Answer: I'm totally in favor of getting more Democratic votes in the West (and the South, and the Midwest, and New England, and everywhere else). However, I am not at all convinced that we have to abandon gun control to do so, or that gun control ought to be abandoned, even if it will win us a short-term political advantage. In any event, consider the following:
--In 2000, initiatives to close the gun show loophole passed in Colorado and Oregon, as described above.
--Last year, a Colorado Senate candidate who supported closing the loophole (Democrat Ken Salazar) won against one who supported continuing it (Republican Pete Coors).
--All seven of the Democratic Senators representing states in the Mountain West or Pacific Northwest (Jeff Bingaman, Harry Reid, Max Baucus, Maria Cantwell, Patty Murray, Ron Wyden, and the aforementioned Salazar) support gun control in varying degrees, and all of them except Cantwell easily won their last election or re-election races.
Argument: "The NRA care deeply about states' rights, and will get off Democrats' backs if Democrats just back off on gun control."
Answer: The NRA is just as crooked and hypocritical as any other organization on the right. The fact that Kerry didn't emphasize gun control much in the campaign certainly didn't lead the NRA to leave him alone. Similarly, for a group that professes to love state and local rights, they certainly don't have a problem overturning local gun control laws:
http://www.dcvote.org/media/release.cfm?releaseID=138&keywords=gun%20control
http://www.nraila.org//issues/factsheets/read.aspx?id=72
As always, I am interested in what people have to say on this issue, and if you absolutely must leave me yet another "gun control is a loser/f*** you, fundy" comment under this diary, feel free to do so (although I'd be a lot more impressed if you actually refuted some of the evidence I have gathered above). If you are going to leave a nasty comment, please take note of the following:
--I SUPPORT GAY MARRIAGE. The opening of this diary was not meant to suggest otherwise, only to contrast how that issue is handled by folks on DailyKos with the one I talked about in this diary.

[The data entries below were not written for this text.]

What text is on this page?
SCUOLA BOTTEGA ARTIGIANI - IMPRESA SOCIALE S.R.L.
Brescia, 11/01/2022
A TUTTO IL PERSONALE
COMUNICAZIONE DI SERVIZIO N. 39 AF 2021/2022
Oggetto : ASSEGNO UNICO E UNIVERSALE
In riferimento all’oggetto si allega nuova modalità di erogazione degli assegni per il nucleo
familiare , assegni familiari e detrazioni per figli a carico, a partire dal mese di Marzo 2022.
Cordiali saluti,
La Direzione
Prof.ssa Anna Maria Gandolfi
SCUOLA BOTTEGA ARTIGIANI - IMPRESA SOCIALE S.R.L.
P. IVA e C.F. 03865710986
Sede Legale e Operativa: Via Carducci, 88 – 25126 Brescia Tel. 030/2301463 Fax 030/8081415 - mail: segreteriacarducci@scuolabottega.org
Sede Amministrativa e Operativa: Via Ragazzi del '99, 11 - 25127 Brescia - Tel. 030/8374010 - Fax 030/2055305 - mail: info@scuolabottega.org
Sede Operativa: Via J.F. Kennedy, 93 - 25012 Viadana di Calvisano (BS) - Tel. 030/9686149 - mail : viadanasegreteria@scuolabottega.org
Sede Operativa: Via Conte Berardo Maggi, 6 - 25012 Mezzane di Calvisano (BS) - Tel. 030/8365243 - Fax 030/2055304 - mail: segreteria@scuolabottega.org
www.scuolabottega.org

--Supporting gun control doesn't mean, and has never meant, that supporters "want to take everybody's guns away," anymore than supporting driver's licenses means that you want to take everybody's cars away, or than supporting safety regulations for toasters means that you want to take everybody's toasters away. That is a GOP talking point that has no place on this site.
--Feel free to disagree with me, but please do not attack me for being some kind of "troll"; I'm not sure how I could possibly be a troll for advocating a LIBERAL position on what promotes itself as a LIBERAL web page.

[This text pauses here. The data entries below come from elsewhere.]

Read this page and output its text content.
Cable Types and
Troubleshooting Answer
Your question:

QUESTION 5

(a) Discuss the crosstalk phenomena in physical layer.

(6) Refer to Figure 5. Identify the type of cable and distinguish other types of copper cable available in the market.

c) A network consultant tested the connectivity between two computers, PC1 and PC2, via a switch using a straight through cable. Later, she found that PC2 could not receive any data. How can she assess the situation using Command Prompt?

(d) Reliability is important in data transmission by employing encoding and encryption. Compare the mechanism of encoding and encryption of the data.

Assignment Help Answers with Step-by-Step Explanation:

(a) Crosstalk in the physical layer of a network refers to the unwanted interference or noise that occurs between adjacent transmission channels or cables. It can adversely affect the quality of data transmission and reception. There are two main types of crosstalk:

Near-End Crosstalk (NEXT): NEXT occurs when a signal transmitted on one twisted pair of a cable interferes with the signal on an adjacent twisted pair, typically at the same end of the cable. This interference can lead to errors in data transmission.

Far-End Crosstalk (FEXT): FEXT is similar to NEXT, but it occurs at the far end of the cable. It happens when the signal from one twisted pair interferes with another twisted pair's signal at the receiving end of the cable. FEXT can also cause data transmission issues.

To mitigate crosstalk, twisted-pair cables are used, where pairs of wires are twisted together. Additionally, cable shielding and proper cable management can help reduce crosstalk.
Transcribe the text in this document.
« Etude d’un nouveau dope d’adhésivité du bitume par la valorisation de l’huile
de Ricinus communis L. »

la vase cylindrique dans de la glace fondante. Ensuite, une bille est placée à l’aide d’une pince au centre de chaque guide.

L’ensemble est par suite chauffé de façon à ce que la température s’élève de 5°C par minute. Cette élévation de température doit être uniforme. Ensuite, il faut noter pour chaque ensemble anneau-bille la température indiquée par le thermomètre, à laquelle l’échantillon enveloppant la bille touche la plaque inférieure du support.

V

--Like other gun control advocates, I have ABSOLUTELY NOTHING against somebody having a gun in their house for their own protection (although I am aware of the research that says such a gun is much more likely to hurt that person, or someone in their family, than it is to hurt an intruder). I also have nothing against hunting, although it's not something I enjoy myself.
--I welcome ideas about how best to frame and sell the "gun control" idea, and I am not attached to the words "gun control" so much as I am attached to the principles behind them. As other people on this site have rightly pointed out, however, the idea of dropping the phrase because it "sounds bad" strikes me as letting the GOP frame the issue, something we should try to avoid.